Said Kaimu: That a class shall do exactly one thing, and do it completely.

The monk asked: How shall I decide this “one thing”?

Said Kaimu: The Fisherman does not build ships, or we would call him a
Shipwright.

The monk asked: Is there no room in your philosophy for interfaces? What if my
class can serve as a Fisherman, and a Shipwright and Sailor besides?

Said Kaimu: What would you name such a three-headed monster?

The monk replied: Shísho, after my uncle. He lives by the sea and does all
these things.

Said Kaimu: I would give your class Shísho three instance variables: a
Fisherman, a Shipwright, and a Sailor. Then Shísho may implement those
interfaces by delegation.

The monk replied: I speak of inheritance, yet you answer in composition. All
of my uncle is a Fisherman, not just his left foot. What use are objects, if
we do not faithfully model the world?

Said Kaimu: If I paint a fine shark upon this page, will you say, “Fine
shark!” or will you complain that it is flat and does not eat you?

The monk asked: But how are we to know when the flat shark is shark enough?

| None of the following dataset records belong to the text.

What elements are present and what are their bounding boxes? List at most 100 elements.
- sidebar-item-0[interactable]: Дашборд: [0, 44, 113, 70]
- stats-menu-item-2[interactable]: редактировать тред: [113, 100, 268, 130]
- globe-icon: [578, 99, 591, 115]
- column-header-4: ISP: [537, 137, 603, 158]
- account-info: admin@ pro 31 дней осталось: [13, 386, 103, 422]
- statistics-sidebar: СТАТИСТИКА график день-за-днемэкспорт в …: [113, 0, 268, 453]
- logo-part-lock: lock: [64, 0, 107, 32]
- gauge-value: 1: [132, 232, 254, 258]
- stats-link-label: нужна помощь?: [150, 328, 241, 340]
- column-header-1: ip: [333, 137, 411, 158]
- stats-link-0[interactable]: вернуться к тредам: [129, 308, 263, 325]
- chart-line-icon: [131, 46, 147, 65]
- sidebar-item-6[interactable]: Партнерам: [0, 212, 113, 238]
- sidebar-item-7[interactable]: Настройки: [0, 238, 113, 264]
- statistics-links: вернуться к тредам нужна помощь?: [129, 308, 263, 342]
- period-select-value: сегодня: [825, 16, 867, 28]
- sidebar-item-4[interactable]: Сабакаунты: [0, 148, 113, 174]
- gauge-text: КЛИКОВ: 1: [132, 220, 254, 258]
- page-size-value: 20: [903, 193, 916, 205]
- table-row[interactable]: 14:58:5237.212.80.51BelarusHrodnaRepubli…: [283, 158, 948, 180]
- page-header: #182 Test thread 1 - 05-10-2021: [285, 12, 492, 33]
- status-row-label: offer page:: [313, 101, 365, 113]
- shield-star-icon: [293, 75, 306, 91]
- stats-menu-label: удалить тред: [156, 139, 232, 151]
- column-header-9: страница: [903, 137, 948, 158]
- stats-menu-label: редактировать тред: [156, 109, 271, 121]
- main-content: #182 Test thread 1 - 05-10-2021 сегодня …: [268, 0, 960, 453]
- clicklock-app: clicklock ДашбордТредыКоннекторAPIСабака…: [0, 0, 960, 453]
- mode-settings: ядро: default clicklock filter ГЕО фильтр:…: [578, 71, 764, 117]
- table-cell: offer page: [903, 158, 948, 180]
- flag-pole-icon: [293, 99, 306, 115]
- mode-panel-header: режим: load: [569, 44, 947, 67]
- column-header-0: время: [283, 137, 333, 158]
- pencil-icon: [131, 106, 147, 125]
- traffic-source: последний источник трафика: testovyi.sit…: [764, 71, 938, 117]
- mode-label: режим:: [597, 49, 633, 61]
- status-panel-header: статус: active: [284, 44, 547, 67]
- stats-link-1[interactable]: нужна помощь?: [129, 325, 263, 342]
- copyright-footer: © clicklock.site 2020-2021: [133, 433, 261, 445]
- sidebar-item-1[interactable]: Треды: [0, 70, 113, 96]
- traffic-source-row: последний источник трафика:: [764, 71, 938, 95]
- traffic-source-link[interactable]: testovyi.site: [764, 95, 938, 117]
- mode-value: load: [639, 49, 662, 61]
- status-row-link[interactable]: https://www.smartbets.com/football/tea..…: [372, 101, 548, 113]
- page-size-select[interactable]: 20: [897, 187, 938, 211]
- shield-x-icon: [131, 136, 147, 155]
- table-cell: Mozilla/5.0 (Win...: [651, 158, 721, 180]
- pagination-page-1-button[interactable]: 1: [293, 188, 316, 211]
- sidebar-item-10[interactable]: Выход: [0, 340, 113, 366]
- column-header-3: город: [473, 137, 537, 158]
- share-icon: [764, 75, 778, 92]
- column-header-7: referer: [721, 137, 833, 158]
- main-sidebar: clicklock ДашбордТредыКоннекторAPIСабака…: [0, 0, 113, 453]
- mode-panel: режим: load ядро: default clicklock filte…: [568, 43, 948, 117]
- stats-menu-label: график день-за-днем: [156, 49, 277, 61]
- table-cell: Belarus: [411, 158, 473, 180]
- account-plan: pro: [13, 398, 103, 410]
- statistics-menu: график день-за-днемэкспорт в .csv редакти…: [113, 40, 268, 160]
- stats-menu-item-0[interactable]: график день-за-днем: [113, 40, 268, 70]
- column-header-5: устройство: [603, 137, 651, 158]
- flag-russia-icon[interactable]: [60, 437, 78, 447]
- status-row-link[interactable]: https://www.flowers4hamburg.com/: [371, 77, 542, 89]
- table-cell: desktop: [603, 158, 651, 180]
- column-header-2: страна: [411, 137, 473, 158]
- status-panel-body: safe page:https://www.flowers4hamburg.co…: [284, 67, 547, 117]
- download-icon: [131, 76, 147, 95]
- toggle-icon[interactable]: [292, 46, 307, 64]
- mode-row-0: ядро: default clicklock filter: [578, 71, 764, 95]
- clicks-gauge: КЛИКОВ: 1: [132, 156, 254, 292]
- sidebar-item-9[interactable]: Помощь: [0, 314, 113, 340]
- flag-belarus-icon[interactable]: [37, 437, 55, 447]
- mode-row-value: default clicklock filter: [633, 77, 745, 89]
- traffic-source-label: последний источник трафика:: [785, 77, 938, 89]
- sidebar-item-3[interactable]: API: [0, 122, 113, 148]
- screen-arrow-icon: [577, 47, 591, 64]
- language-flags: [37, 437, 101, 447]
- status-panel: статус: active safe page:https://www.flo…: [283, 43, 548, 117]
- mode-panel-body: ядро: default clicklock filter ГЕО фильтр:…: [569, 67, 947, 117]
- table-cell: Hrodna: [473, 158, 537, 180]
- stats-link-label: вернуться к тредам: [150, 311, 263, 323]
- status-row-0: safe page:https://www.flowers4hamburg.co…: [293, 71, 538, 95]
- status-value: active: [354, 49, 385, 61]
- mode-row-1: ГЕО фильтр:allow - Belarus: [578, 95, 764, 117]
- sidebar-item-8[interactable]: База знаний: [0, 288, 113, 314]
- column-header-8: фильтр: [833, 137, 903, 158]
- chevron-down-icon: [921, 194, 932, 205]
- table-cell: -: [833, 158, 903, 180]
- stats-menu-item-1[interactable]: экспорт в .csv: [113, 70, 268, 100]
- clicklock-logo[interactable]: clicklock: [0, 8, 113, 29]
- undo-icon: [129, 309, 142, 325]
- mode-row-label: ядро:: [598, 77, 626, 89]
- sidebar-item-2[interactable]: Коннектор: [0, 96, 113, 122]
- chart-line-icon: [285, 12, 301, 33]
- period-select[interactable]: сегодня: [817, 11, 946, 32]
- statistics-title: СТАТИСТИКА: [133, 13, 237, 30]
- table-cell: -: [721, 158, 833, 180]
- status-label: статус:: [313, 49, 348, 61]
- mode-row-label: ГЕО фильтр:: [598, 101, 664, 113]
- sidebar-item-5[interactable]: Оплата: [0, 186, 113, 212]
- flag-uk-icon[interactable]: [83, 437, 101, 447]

Or
when our uncle should fish with his left foot?

Said Kaimu: Learning how is our “single reponsibility”.

\- “Flat Shark”

[http://thecodelesscode.com/case/175](http://thecodelesscode.com/case/175)

------
gambler
If your system doesn't have anything to gracefully handle inter-component
communication without coding custom adapters and introducing new dependencies,
all your "reusable" components will become a legacy mess in 2-5 years.

------
andrewstuart2
Configuration === composition, IMO.

Composition is just bringing together a bunch of objects to form something
that does more.

Configuration is just bringing together a bunch of primitives, perhaps
structured, to form something that does more.